Geçen hafta, Uludağ’ın, geçmişte keşişlerin ve dervişlerin gizli evi olduğundan bahsetmiştik. Elimizdeki cevherin ne olduğunu, onu nasıl parlatabileceğimizi görmek için şehre şöyle bir geri çekilip bakmak gerektiği kanaatindeyim. Bursa olarak, sırtımızı dayadığımız o heybetli dağ, sadece kışın hatırlanacak bir beyaz cennetten çok daha fazlası. O, tarihin derinliklerinde saklı hikayelerin dağı.
Son dönemde Türkiye’de kültür ve doğa turizmi adına beni en çok heyecanlandıran proje, İzmir’de hayata geçirilen “Efeler Yolu” oldu. Sadece bir yürüyüş patikasından bahsetmiyorum; köyleri birbirine bağlayan, her adımında bir hikaye anlatan, bölgenin tarihi dokusunu “Efe” kültürü üzerinden markalaştıran muazzam bir mühendislik ve vizyon işi.
Öncelikle Efeler Yolu’nu kurgulayan, o muhteşem teknik haritaları hazırlayan, arazide kilometrelerce işaretleme yapan ve bu rotayı uluslararası standartlara taşıyan ekibi ayakta alkışlamak lazım. Büyük bir sabır, emek ve en önemlisi “bölge sevgisi” isteyen bir iş başardılar. Bir hayali, somut bir turizm ürününe dönüştürdüler.
Peki, bu başarı hikayesini okurken aklıma ne geldi dersiniz?
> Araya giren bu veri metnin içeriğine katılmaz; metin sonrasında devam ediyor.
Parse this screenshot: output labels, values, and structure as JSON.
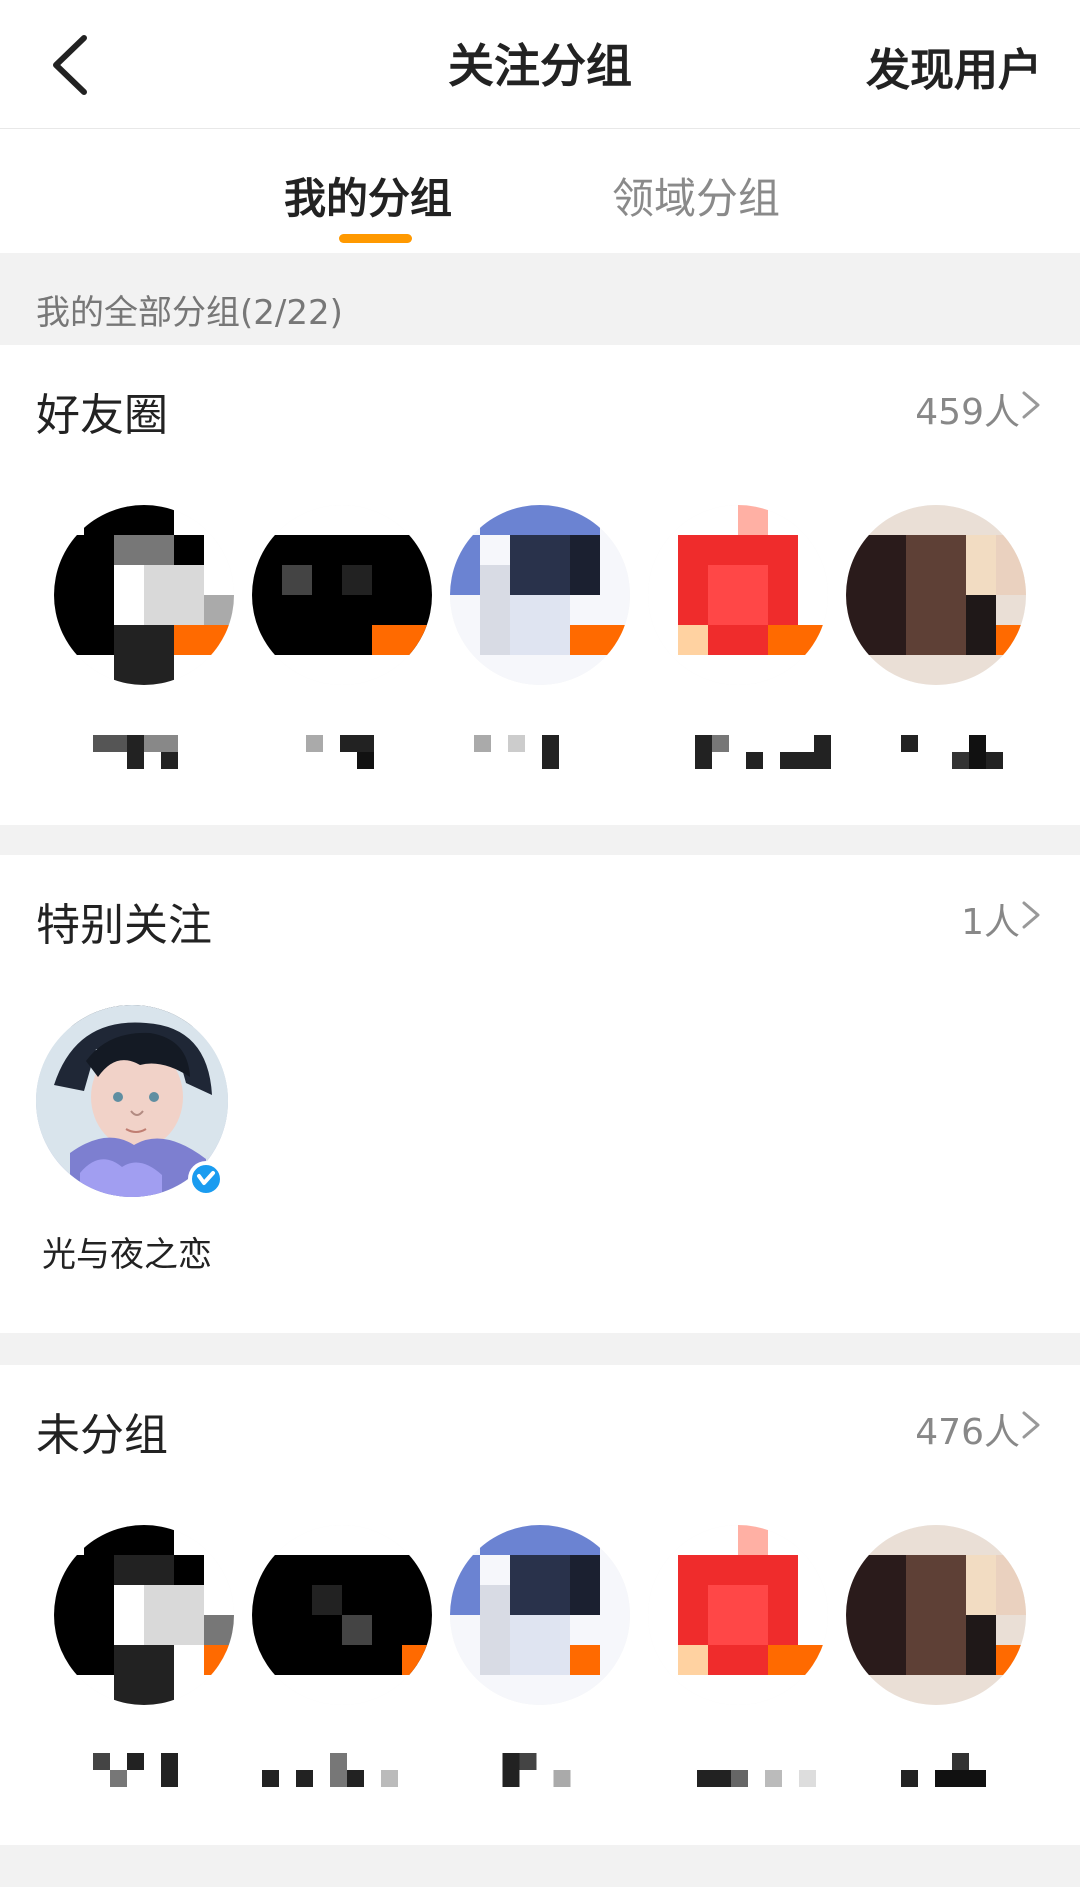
{
  "header": {
    "title": "关注分组",
    "right_action": "发现用户",
    "back_icon": "chevron-left-icon"
  },
  "tabs": [
    {
      "label": "我的分组",
      "active": true
    },
    {
      "label": "领域分组",
      "active": false
    }
  ],
  "section_caption": "我的全部分组(2/22)",
  "groups": [
    {
      "name": "好友圈",
      "count": "459人"
    },
    {
      "name": "特别关注",
      "count": "1人",
      "members": [
        {
          "name": "光与夜之恋"
        }
      ]
    },
    {
      "name": "未分组",
      "count": "476人"
    }
  ],
  "colors": {
    "accent": "#ff9900",
    "verified": "#1a9cf0"
  }
}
Elbette hemen yanı başımızdaki devasa potansiyel: Uludağ.
Tarihi kaynaklarda “Misi Olimposu” olarak geçen, Bizans döneminde yüzlerce manastıra ve inzivaya çekilmiş keşişe ev sahipliği yapan, Osmanlı döneminde dervişlerin sığınağı olan Uludağ… Neden bizim de bir KEŞİŞ YOLU’muz olmasın?
Fikir sadece bir kıvılcım olarak kalmasın istedim. Efeler Yolu’nun o profesyonel haritalama mantığından ilham alarak, “Acaba Uludağ’da böyle bir rota nasıl görünürdü?” sorusunun peşine düştüm. Biraz tarih araştırması, biraz da günümüz teknolojisinin nimetlerinden faydalanarak, yapay zeka desteğiyle bir konsept proje hazırladım.
Tıpkı Efeler Yolu’ndaki gibi teknik detayları, rakımları ve ikonları belirlenmiş, hikayeleştirilmiş bir rota…
Yolculuk, 950 metre rakımda, şehrin gürültüsünden ilk kopuş noktası olan Zeyniler’de, yani Keşişlerin Eşiği’nde başlıyor. Ardından binbir çeşit ağacın gölgesinde, 1600 metredeki Sarıalan’a, yani Sessizlik Ormanı’na ulaşıyorsunuz.
Ardından rota sizi daha yükseğe, suyun sesiyle ruhunuzu dinlendireceğiniz 1750 metredeki Softaboğan’a, o gizli ‘Derviş Havuzu’na götürüyor. Ve final, bulutların üzerine çıktığınız, Marmara’ya tepeden baktığınız 2543 metredeki Zirve, yani Göğün Kapısı.
Bu deneyimi daha da somutlaştırmak adına, tıpkı ilham kaynağımız Efeler Yolu’ndaki gibi bir de “Keşiş Yolu Pasaportu” uygulaması hayal edin. Sırt çantanızda taşıyacağınız bu özel pasaportla, Zeyniler’den Zirve’ye uzanan bu manevi rotada ulaştığınız her durakta, o noktaya özel hazırlanmış bir damgayı vurdurduğunuzu düşünün. Yalnızca bir yürüyüşü tamamlamaktan ziyade, tarihe tanıklık edişimizin eve götürebileceğimiz somut bir hatırası!
Bu sadece bir yürüyüş rotası değil, buna benzer alternatif rotalarla Zeyniler’in ve diğer dağ köylerinin ekonomisine katkı, Uludağ’ın dört mevsim turizmine açılan yeni bir kapı ve Bursa’nın tarihi kimliğinin markalaşması demek.
Efeler Yolu ekibi bunu İzmir’de başardıysa, Bursa’da bizler neden daha iyisini yapmayalım? Valiliğimiz, Büyükşehir Belediyemiz, BTSO, doğa sporları kulüpleri ve tarihçilerimiz… Gelin bu “Keşiş Yolu” vizyonunu masaya yatıralım. Harita hazır, hikaye hazır, dağ orada bekliyor. Yürümek için sadece ilk adımı atmak gerekiyor.